La tierra era de color marrón oscuro y húmedo. Todo estaba repleto de piedra caliza. Esa piedra cubría todo el pueblo, la iglesia, la plaza mayor, las aceras. Era un mundo de piedra caliza.

Comieron en el pueblo al lado de un brujo centenario que celebraba su cumpleaños con sus bisnietos en brazos. Seguramente era uno de los canteros de las minas abandonadas. En el pueblo no había otra cosa. La mina le había dado toda una familia que llenaba varias mesas.

La tarde fue cafetera en un antiguo claustro del pueblo de la gran plaza de arena. 

Estaban cerca pero los viajeros siempre están lejos. 

Llegó la noche, iluminaron la plaza, cayó el frio del invierno y se sintieron rodeados de piedra, de la misma piedra de las minas de la montaña. 

Cada piedra tenía una historia que contar, un golpe seco del pico del minero que la arrancó de la montaña. 

Cada relieve contaba el golpe certero del maestro cantero que la dio esa forma con la que ahora luce sobre una columna de la plaza. 

Y todas las caras que recordaban las piedras tenían un mismo rostro, el rostro del hombre centenario de la casa de comidas. 

Era un hombre con cataratas, con el rostro curtido, con los brazos fuertes, con sus bisnietos seguros sobre sus piernas.
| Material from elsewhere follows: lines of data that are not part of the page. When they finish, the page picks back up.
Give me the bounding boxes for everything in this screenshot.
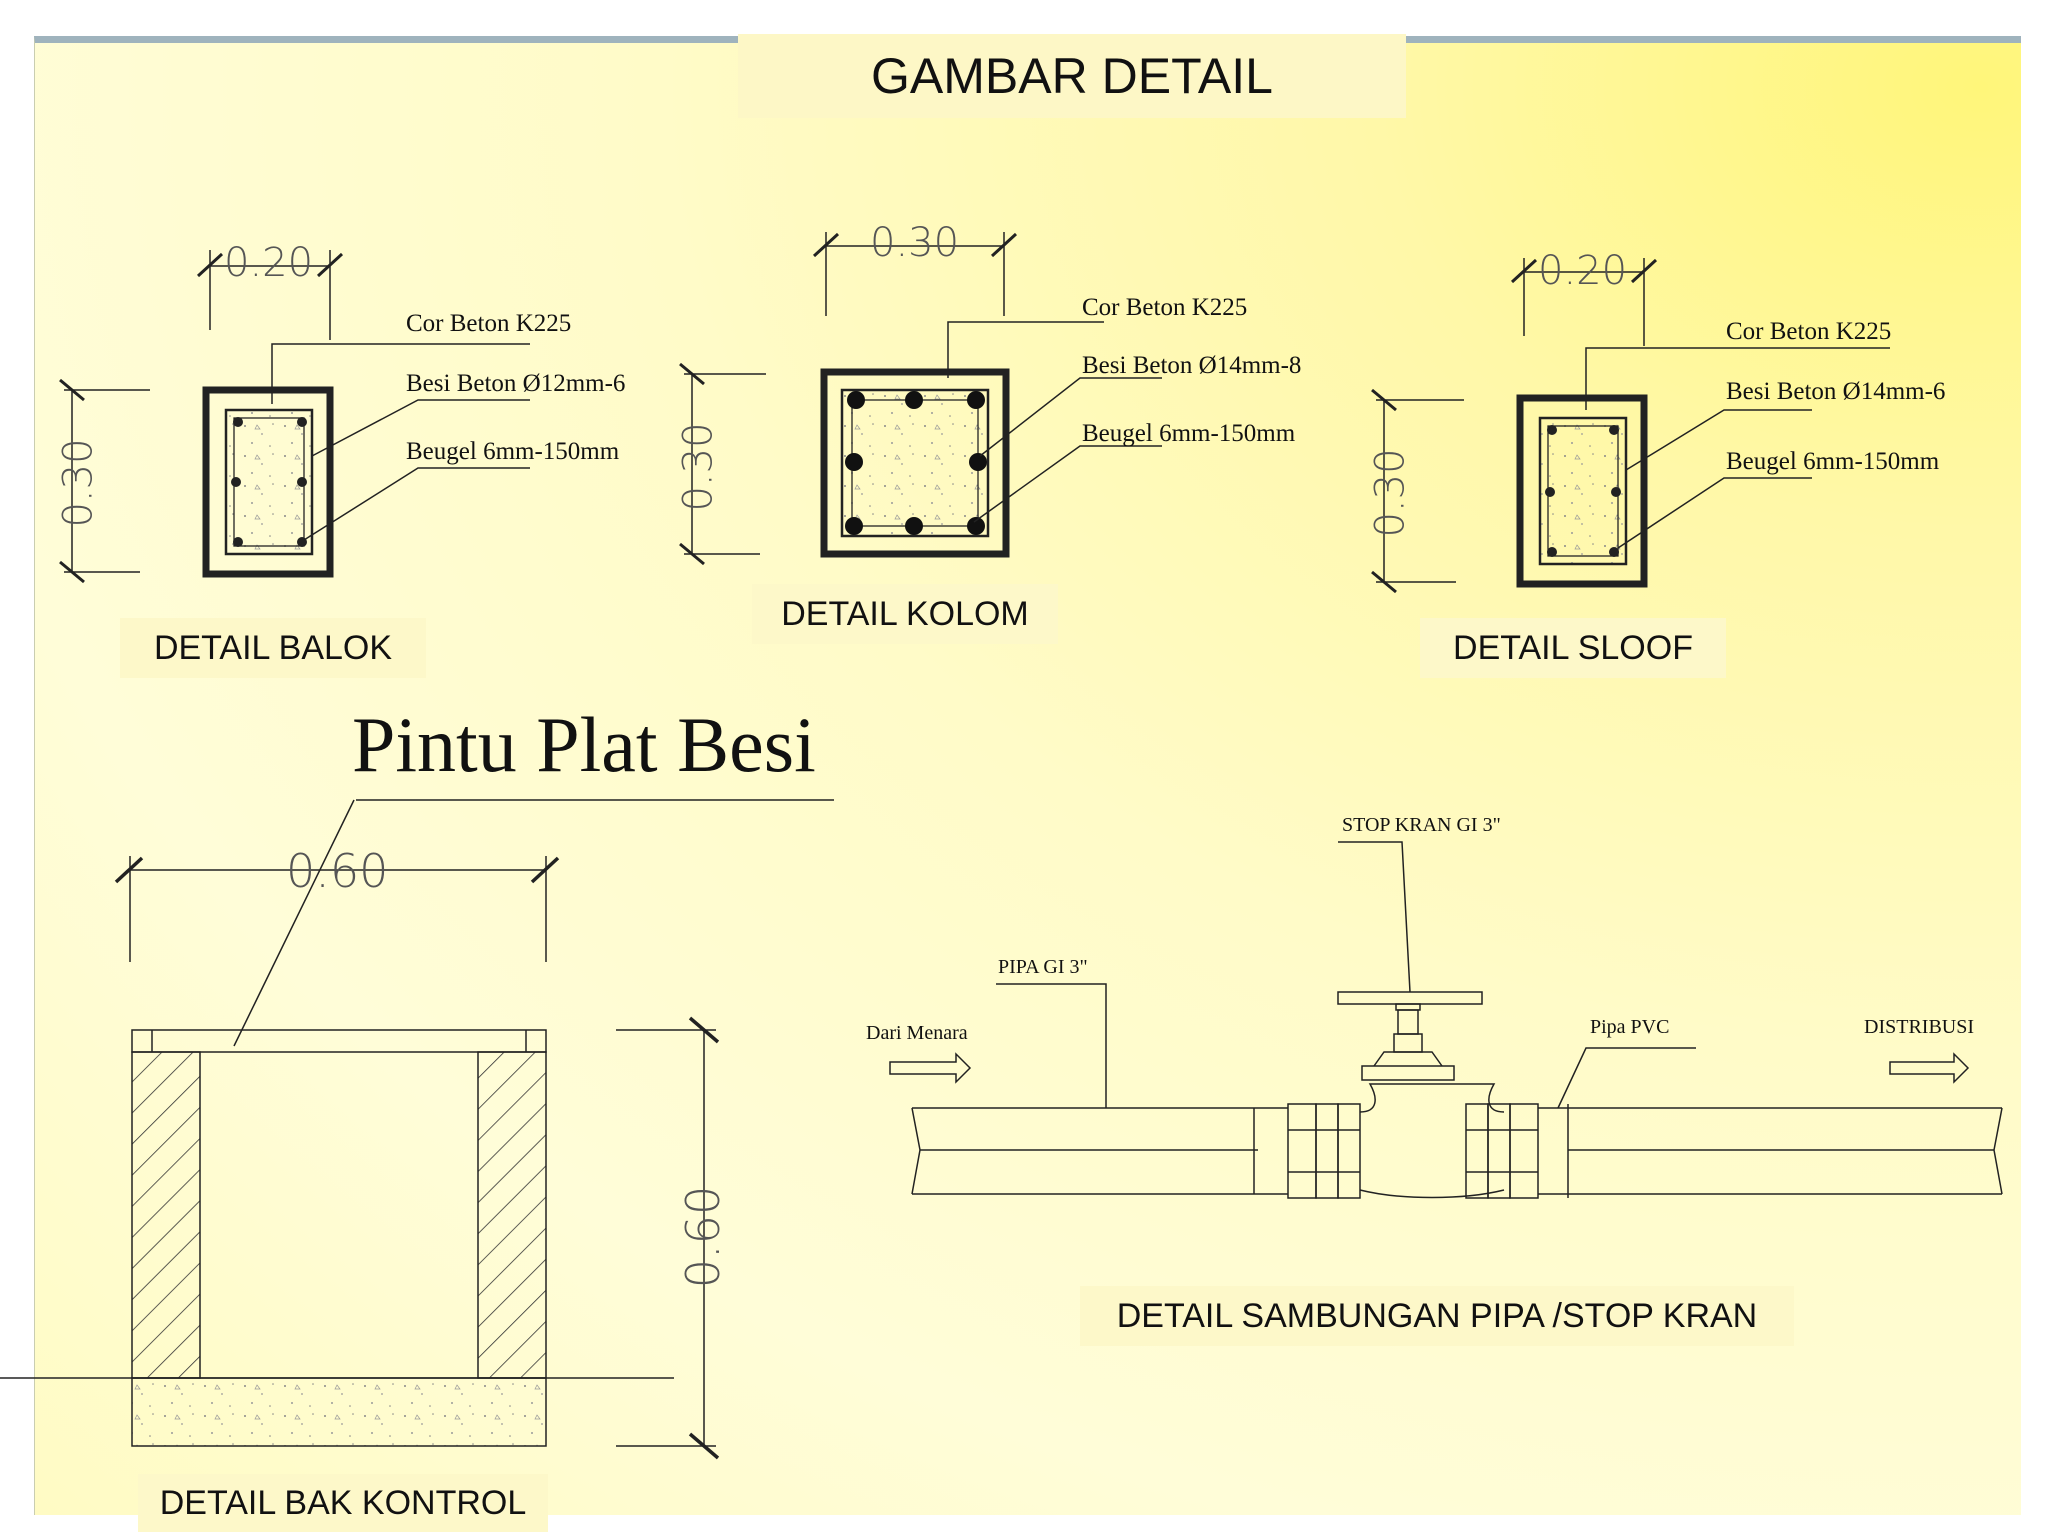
sloof-width-dim: 0.20: [1538, 248, 1628, 294]
detail-kolom-label: DETAIL KOLOM: [752, 584, 1058, 644]
sloof-section: [1516, 394, 1648, 588]
pipe-note-stop-kran: STOP KRAN GI 3": [1342, 814, 1501, 836]
balok-height-dim: 0.30: [55, 438, 102, 528]
pipe-note-distribusi: DISTRIBUSI: [1864, 1016, 1975, 1038]
pipe-note-dari-menara: Dari Menara: [866, 1022, 968, 1044]
pipe-note-pipa-gi: PIPA GI 3": [998, 956, 1088, 978]
detail-bak-kontrol-label-text: DETAIL BAK KONTROL: [159, 1483, 527, 1522]
kolom-dimensions: [679, 232, 1018, 566]
balok-note-concrete: Cor Beton K225: [406, 310, 572, 337]
kolom-leaders: [947, 321, 1162, 523]
sheet-title-text: GAMBAR DETAIL: [871, 48, 1273, 104]
detail-pipa-label-text: DETAIL SAMBUNGAN PIPA /STOP KRAN: [1116, 1296, 1758, 1335]
bak-kontrol-width-dim: 0.60: [286, 844, 389, 898]
balok-width-dim: 0.20: [224, 240, 314, 286]
bak-kontrol-heading: Pintu Plat Besi: [352, 701, 816, 788]
kolom-width-dim: 0.30: [870, 220, 960, 266]
detail-kolom-label-text: DETAIL KOLOM: [781, 594, 1029, 633]
balok-note-stirrup: Beugel 6mm-150mm: [406, 438, 620, 465]
pipe-note-pipa-pvc: Pipa PVC: [1590, 1016, 1670, 1038]
bak-kontrol-height-dim: 0.60: [676, 1185, 731, 1289]
detail-balok-label-text: DETAIL BALOK: [153, 628, 393, 667]
detail-sloof-label: DETAIL SLOOF: [1420, 618, 1726, 678]
balok-section: [202, 386, 334, 578]
detail-bak-kontrol-label: DETAIL BAK KONTROL: [138, 1474, 548, 1532]
kolom-note-stirrup: Beugel 6mm-150mm: [1082, 420, 1296, 447]
detail-sloof-label-text: DETAIL SLOOF: [1453, 628, 1693, 667]
balok-dimensions: [59, 250, 344, 584]
balok-leaders: [271, 343, 530, 541]
balok-note-rebar: Besi Beton Ø12mm-6: [406, 370, 626, 397]
kolom-height-dim: 0.30: [675, 422, 722, 512]
kolom-note-rebar: Besi Beton Ø14mm-8: [1082, 352, 1302, 379]
kolom-section: [820, 368, 1010, 558]
sloof-note-stirrup: Beugel 6mm-150mm: [1726, 448, 1940, 475]
kolom-note-concrete: Cor Beton K225: [1082, 294, 1248, 321]
bak-kontrol-section: [0, 799, 834, 1460]
pipe-assembly: [889, 841, 2003, 1199]
detail-pipa-label: DETAIL SAMBUNGAN PIPA /STOP KRAN: [1080, 1286, 1794, 1346]
sloof-note-rebar: Besi Beton Ø14mm-6: [1726, 378, 1946, 405]
sloof-leaders: [1585, 347, 1890, 549]
drawing-sheet: [34, 36, 2021, 1515]
sheet-title: GAMBAR DETAIL: [738, 34, 1406, 118]
sloof-note-concrete: Cor Beton K225: [1726, 318, 1892, 345]
detail-balok-label: DETAIL BALOK: [120, 618, 426, 678]
sloof-dimensions: [1371, 258, 1658, 594]
sloof-height-dim: 0.30: [1367, 448, 1414, 538]
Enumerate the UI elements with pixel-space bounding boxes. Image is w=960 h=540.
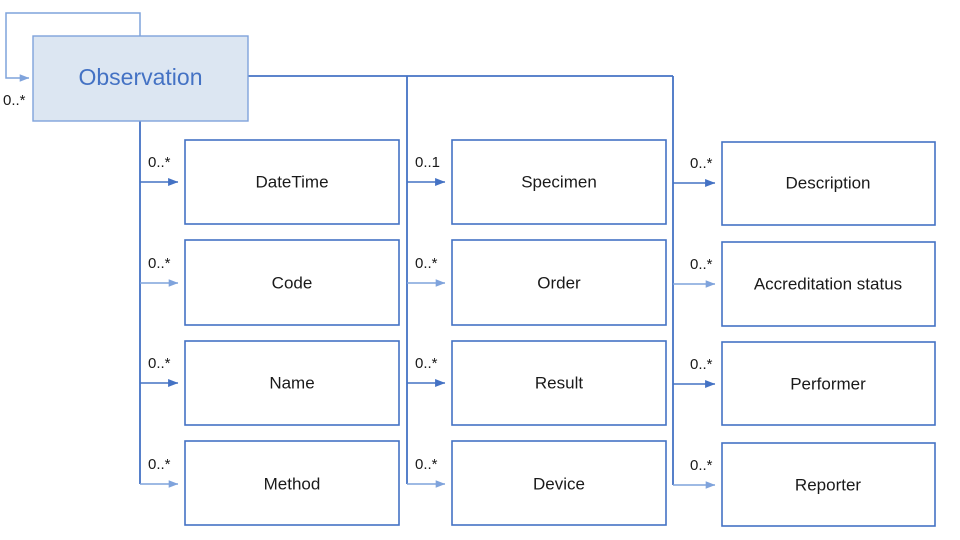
node-result-label: Result	[535, 373, 583, 392]
node-order[interactable]	[451, 239, 667, 326]
node-reporter[interactable]	[721, 442, 936, 527]
node-accreditation-status-label: Accreditation status	[754, 274, 902, 293]
node-method[interactable]	[184, 440, 400, 526]
node-name[interactable]	[184, 340, 400, 426]
node-description-label: Description	[785, 173, 870, 192]
node-datetime[interactable]	[184, 139, 400, 225]
node-observation-label: Observation	[78, 64, 202, 90]
self-relation-multiplicity: 0..*	[3, 92, 26, 109]
multiplicity-c3-r1: 0..*	[690, 155, 713, 172]
node-code[interactable]	[184, 239, 400, 326]
node-reporter-label: Reporter	[795, 475, 861, 494]
node-result[interactable]	[451, 340, 667, 426]
multiplicity-c1-r3: 0..*	[148, 355, 171, 372]
multiplicity-c1-r1: 0..*	[148, 154, 171, 171]
node-performer-label: Performer	[790, 374, 866, 393]
multiplicity-c2-r4: 0..*	[415, 456, 438, 473]
multiplicity-c3-r4: 0..*	[690, 457, 713, 474]
node-order-label: Order	[537, 273, 581, 292]
node-code-label: Code	[272, 273, 313, 292]
node-device-label: Device	[533, 474, 585, 493]
multiplicity-c2-r3: 0..*	[415, 355, 438, 372]
multiplicity-c2-r1: 0..1	[415, 154, 440, 171]
node-accreditation-status[interactable]	[721, 241, 936, 327]
multiplicity-c3-r2: 0..*	[690, 256, 713, 273]
multiplicity-c2-r2: 0..*	[415, 255, 438, 272]
node-datetime-label: DateTime	[255, 172, 328, 191]
multiplicity-c1-r4: 0..*	[148, 456, 171, 473]
node-name-label: Name	[269, 373, 314, 392]
node-specimen-label: Specimen	[521, 172, 597, 191]
self-relation-connector	[5, 12, 141, 82]
node-method-label: Method	[264, 474, 321, 493]
multiplicity-c3-r3: 0..*	[690, 356, 713, 373]
multiplicity-c1-r2: 0..*	[148, 255, 171, 272]
node-device[interactable]	[451, 440, 667, 526]
node-specimen[interactable]	[451, 139, 667, 225]
node-description[interactable]	[721, 141, 936, 226]
node-performer[interactable]	[721, 341, 936, 426]
node-observation[interactable]	[32, 35, 249, 122]
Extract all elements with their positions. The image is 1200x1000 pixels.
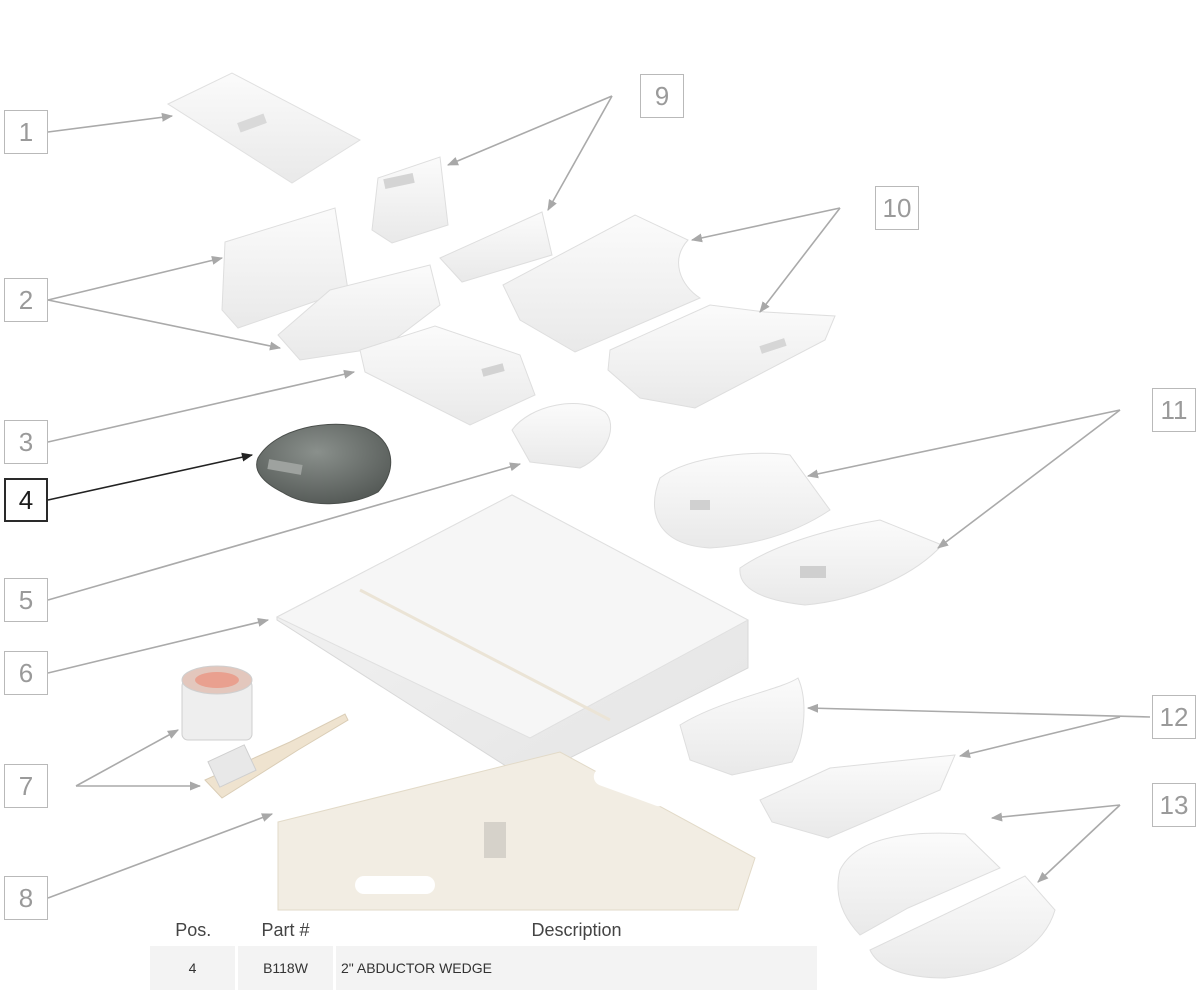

Un hombre con un siglo a sus espaldas, la fuerza de un titán y la mirada orgullosa del padre que picando piedra pudo crear una familia tan extendida.

Cada cosa estaba en su sitio, la piedra sobre las columnas, el hombre centenario como columna de los suyos, los turistas paseando por la plaza sin saber escuchar a las piedras. 

Cada cosa estaba en su sitio, menos ellos, que andaban en silencio bajo las farolas por las cuestas empedradas de un lugar mágico.